А за столом пространно убеждали друг друга, что правды не доищешься. Вешняку тоже подвинули плошку с пивом, он расплескал её, не донеся до рта, поставил и зарыдал пуще прежнего. Кабак гудел разговорами, слышались обрывки песен и здравицы, женский визг. Кто-то упал, его поднимали, втаскивали на скамью, понуждая браться за прежнее. Скоморохи под общий смех несли своему медведю плошку с водкой.

Нарочный оказался сговорчивый малый и дал себя убедить, что отец Вешняка пострадал напрасно, по людской злобе. На этом, оглаживая калач бороды, настаивал Бахмат. Нарочный шумно сокрушался и высказался в том смысле, что кабы нашлись отчаянные хлопцы, которые дерзнули бы человека выручить, то за такое честное дело простились бы им иные грехи. Поражённые смелой мыслью, Бахмат и Голтяй примолкли, а малый без помех (если не считать раздирающей уши волынки) рассуждал про то вообще, что мало ли на какие шалости можно ещё подняться!

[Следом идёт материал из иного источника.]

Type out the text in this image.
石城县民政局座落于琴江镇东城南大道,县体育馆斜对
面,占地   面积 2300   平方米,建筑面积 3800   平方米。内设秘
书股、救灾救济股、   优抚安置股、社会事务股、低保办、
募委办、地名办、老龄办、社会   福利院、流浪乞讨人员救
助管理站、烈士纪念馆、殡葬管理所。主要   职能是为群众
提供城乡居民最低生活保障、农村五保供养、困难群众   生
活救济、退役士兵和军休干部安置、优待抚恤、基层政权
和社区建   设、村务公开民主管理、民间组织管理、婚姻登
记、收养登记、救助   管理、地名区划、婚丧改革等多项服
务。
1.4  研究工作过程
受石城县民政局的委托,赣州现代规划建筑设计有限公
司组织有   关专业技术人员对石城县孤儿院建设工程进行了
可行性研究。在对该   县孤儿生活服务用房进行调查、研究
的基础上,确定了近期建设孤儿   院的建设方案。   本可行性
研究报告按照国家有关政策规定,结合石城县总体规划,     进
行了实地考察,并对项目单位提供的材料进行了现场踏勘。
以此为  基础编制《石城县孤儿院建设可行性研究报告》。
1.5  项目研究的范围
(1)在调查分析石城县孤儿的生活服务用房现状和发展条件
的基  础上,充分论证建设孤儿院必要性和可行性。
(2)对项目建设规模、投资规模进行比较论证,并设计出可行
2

В просторной высокой избе, несмотря на открытую настежь дверь, от множества жаждущего народа было душно. Жужжали мухи, с распаренными лицами бегали чумаки-подавальщики, носили на плечах кувшины. Целовальник, не покидавший своего места в стоечном чулане возле денежного ящика, снимал целые стопы перевёрнутых вниз глиняных плошек, и хоть расход был сегодня особенно велик, сотни и тысячи таких плошек высились ещё за его спиной. Плошки загромождали столы, хрустели под ногами, раздавленные на мокром полу, мешались с грязью.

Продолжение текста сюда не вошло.